Yo tengo problemas para maniobrar marcha atrás, porque todo el mundo se aglomera a la vez en el aparcamiento.
—¿Quieres que volvamos directamente? ¿O prefieres dar una vuelta antes?
—Demos una vuelta. Hasta casa. Coge la autopista.
—Como observadora imparcial, te aseguro que ha ido todo bien.
—Tienes razón, supongo —dice abatido.
—¿Cómo? ¿Podrías repetirlo dentro de un momento para que lo grabe? Lo quiero usar como tono de alerta para mis mensajes de texto. Sakura Haruno, tienes razón.
Burlarme de él tal vez sirva para sacarlo de este pequeño bajón. Él se vuelve hacia mí.
—Si quieres puedo grabarte también el mensaje del buzón de voz. Este es el buzón de voz de Saku Haruno. Ahora mismo está muy ocupada llorando en la boda de un desconocido y no puede atender a su llamada, pero deje un mensaje por favor y le llamará lo más pronto posible.
—Bah, cierra el pico. Seguramente veo demasiadas películas. Ha sido tan romántico...
—Eres un encanto.
—Sasuke Uchiha cree que soy un encanto. Lo nunca visto, señores. —Nos sonreímos el uno al otro.
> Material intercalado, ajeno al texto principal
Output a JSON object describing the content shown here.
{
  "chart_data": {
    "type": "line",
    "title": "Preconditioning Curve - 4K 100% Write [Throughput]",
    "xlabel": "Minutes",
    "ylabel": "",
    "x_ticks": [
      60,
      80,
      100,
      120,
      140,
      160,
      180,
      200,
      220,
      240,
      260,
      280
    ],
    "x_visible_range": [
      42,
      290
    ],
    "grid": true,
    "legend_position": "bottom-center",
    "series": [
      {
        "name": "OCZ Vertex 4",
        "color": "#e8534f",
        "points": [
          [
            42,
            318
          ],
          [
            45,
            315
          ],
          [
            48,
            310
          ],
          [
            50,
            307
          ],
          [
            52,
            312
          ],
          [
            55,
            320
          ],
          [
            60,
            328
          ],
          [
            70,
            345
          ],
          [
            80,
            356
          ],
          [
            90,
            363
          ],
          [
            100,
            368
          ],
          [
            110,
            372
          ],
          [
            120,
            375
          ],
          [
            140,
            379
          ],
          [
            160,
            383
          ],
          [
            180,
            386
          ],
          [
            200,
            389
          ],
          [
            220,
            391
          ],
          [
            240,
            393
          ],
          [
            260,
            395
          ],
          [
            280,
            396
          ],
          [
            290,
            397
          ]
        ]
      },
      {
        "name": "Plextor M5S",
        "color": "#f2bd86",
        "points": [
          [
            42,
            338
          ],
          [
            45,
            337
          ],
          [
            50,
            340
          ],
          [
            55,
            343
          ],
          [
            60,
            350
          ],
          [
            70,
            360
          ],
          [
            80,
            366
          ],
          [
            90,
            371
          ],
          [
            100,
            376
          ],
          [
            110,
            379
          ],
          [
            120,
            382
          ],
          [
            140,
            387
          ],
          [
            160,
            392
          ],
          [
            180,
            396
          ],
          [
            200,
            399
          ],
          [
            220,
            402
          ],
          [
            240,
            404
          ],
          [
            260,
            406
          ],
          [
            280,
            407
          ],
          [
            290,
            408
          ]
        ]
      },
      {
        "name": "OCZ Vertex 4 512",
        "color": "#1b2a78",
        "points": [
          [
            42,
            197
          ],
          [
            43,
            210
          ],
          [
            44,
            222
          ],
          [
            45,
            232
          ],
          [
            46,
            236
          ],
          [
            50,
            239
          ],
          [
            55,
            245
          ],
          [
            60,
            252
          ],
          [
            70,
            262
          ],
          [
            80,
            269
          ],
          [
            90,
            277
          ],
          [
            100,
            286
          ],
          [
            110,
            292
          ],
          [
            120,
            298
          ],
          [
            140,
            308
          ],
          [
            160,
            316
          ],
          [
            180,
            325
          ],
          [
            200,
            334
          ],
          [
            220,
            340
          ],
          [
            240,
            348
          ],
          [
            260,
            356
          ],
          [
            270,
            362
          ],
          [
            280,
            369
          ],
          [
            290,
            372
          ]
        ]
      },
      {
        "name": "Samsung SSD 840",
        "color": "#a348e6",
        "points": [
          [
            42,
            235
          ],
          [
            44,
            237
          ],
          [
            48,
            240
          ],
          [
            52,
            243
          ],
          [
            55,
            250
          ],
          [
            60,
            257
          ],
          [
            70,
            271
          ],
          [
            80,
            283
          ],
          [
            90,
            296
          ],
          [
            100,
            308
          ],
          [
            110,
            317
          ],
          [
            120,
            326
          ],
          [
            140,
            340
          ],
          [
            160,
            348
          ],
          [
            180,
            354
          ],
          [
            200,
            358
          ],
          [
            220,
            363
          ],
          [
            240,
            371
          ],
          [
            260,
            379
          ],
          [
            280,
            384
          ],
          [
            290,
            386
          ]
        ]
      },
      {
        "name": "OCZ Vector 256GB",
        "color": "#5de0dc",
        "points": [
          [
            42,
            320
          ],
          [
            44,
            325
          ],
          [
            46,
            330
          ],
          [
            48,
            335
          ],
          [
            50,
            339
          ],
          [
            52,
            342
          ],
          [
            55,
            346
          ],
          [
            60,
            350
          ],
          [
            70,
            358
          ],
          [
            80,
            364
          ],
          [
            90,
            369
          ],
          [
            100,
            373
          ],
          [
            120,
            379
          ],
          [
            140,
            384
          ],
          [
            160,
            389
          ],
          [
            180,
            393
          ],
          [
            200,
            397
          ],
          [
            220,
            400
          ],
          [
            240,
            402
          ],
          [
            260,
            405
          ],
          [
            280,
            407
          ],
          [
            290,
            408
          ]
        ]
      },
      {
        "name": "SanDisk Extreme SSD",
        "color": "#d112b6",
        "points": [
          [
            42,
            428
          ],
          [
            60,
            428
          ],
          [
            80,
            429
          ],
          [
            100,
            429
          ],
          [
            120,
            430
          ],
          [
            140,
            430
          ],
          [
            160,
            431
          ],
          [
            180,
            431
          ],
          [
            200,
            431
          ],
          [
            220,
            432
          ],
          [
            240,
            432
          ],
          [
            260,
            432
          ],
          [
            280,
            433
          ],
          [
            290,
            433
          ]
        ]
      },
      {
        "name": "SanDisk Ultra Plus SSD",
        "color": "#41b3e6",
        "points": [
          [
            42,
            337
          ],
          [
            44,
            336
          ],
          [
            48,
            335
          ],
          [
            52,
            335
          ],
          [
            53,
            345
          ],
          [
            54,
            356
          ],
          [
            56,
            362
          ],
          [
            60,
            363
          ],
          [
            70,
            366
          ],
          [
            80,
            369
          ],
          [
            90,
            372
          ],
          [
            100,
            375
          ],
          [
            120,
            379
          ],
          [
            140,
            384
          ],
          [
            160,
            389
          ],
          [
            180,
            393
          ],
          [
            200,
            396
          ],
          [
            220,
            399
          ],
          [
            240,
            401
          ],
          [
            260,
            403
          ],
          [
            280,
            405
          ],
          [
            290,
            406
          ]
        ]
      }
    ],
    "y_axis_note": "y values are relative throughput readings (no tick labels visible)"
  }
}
—Debes haber llorado por algún motivo. ¿Estabas soñando con tu propia boda?
Lo miro a la defensiva.
—No. Claro que no. Qué patético. Además, mi prometido es invisible, no lo olvides.
—Pero, entonces, ¿por qué te hace llorar la boda de un desconocido?
—El matrimonio es uno de los últimos ritos ancestrales de la civilización. Todo el mundo desea encontrar a alguien que le quiera tanto como para llevar un anillo de oro. Ya sabes, para mostrar ante los demás que su corazón está ocupado.
—No sé si eso tiene importancia hoy en día.
Intento encontrar una forma de explicarlo.
—Es algo totalmente primario. Él lleva mi anillo. Es mío. Nunca será tuyo.
La lenta procesión de vehículos nos lleva de vuelta al hotel. Le doy las llaves al aparcacoches. Sasu intenta arrastrarme hacia un lado del edificio.
—Sasu. No. Venga.
—Subamos a la habitación.
Él se resiste a moverse. Y pesa una tonelada.
—Te estás portando de un modo absurdo. Dime qué te pasa.
—Es una tontería —murmura—. No es nada.
—Bueno, vamos a entrar. —Le cojo la mano con firmeza y lo llevo a través de las puertas que nos sujeta un botones.
Inspiro lo más profundamente que puedo y entro con él en un salón lleno de gente. La mitad, de la familia Uchiha.